Experts Dispute Sarah Palin's Midnight Ride Account, Agree Paul Revere Did Not Warn the British
Experts disagree with Sarah Palin, say Paul Revere didn't warn the British.
June 6, 2011 — -- Sarah Palin said that Paul Revere warned the British during his midnight ride in 1775. Historians beg to differ.
"He didn't warn the British," said James Giblin, author of "The Many Rides of Paul Revere." "That's her most obvious blooper."
During her "One Nation Tour" last week, the former Alaska governor uttered a now-infamous recounting of the Revolutionary War hero's midnight ride, telling reporters that Revere "warned, uh, the ... the British that they weren't going to be taking away our arms, uh, by ringing those bells." She defended her explanation on "Fox News Sunday," saying "Part of his ride was to warn the British that we're already there -- that, 'Hey, you're not going to succeed. '"
Experts agree that warning the British -- Revere was an American patriot, remember, he was against the folks across the pond -- was not crucial to the midnight ride.
"Revere's assignment that night was to go to Lexington to warn Samuel Adams and John Hancock that British troops were moving in that direction from Boston," explained Kristin Peszka, director of interpretation and visitor's services at the Paul Revere House, which Palin visited Thursday. (Peszka noted that Palin offered her convoluted account before touring the historic site.)
"People did ring bells that night," she added. "It was a common way of alerting people to come out. But Revere was not the person ringing the bells."
Peszka offered her own halting take on Palin's explanation.
"I think she's … being accused of being caught in an error and she's trying to correct herself," she said. "I think the story of the midnight ride is one that's confusing to lots of people."

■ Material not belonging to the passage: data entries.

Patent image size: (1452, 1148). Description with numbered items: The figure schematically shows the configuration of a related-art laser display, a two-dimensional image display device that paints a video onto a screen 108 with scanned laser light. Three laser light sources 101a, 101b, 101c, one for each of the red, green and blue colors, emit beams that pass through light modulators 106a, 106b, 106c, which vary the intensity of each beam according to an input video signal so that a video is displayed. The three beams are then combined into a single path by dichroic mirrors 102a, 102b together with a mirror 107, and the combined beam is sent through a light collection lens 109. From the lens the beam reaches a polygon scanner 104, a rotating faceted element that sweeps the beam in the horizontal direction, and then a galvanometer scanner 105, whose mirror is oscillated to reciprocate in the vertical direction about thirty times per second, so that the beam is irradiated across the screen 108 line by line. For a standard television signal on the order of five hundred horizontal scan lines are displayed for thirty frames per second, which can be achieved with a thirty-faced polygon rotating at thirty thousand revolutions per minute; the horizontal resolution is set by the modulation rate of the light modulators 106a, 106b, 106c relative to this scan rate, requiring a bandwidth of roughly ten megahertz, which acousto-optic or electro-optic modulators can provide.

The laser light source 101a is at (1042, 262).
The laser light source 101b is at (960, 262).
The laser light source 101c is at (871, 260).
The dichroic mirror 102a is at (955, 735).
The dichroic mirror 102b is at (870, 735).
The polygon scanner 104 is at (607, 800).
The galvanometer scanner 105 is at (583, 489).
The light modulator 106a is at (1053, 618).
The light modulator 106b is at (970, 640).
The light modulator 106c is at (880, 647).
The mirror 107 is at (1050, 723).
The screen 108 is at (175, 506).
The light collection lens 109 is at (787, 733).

Indeed, since Revere-gate (or would it be Revere-gait?) started at the end of last week, many questions have been raised about what actually happened during the midnight ride.
"It was an extremely complicated situation which she sort of regurgitated in a garbled way," Boston University's Brendan McConville said. "It has been, as an American history professor, disconcerting to realize that no one seems to know what happened in this iconic event."
The most famous account comes from Henry Wadsworth Longfellow's poem "Paul Revere's Ride." The problem: It's historically inaccurate (Revere never made it to Concord, Mass.). Retellings of the ride abound online, but this weekend, liberal bloggers suggested that Palin's supporters tried to revise Wikipedia's entry about Revere to line up with her description, and some of Palin's fans took to Twitter to circulate a website that mentions the bells she referenced.
To the source: In a 1798 letter, Revere wrote that after being captured by British officers during the midnight ride, he told them "there would be five hundred Americans there in a short time for I had alarmed the Country all the way up." Does that mean he warned the British? Not exactly.
"He wasn't really warning the British when he was a captive," said "Rides of Paul Revere" author Giblin. "He was just, in a way, boasting about the capabilities of Americans. 'You don't know what you're going to be up against,' etc. He was playing the patriot even there. He did maybe inflate the American strength, but that was to throw the British off guard. He was propagandizing, really."
"It was kind of an effort to intimidate them," said professor McConville. "It was meant to give Samuel Adams and John Hancock a chance to escape and avoid getting arrested."
So according to multiple accounts, it would be inaccurate to say that Revere warned the British and rang bells on his way to Lexington. Still, questions remain, like the logic circulated on Twitter -- by everyone from Palin advocates to Steve Martin (jokingly) -- that the "he was warning the British" explanation makes sense "because all the citizens WERE British. There was no America yet." What about that?
"Well that's sort of bogus to me," McConville said. "That's not how someone should read or discuss the situation."
Giblin offered a simpler answer. "Oh," he said, "that's just a fudge."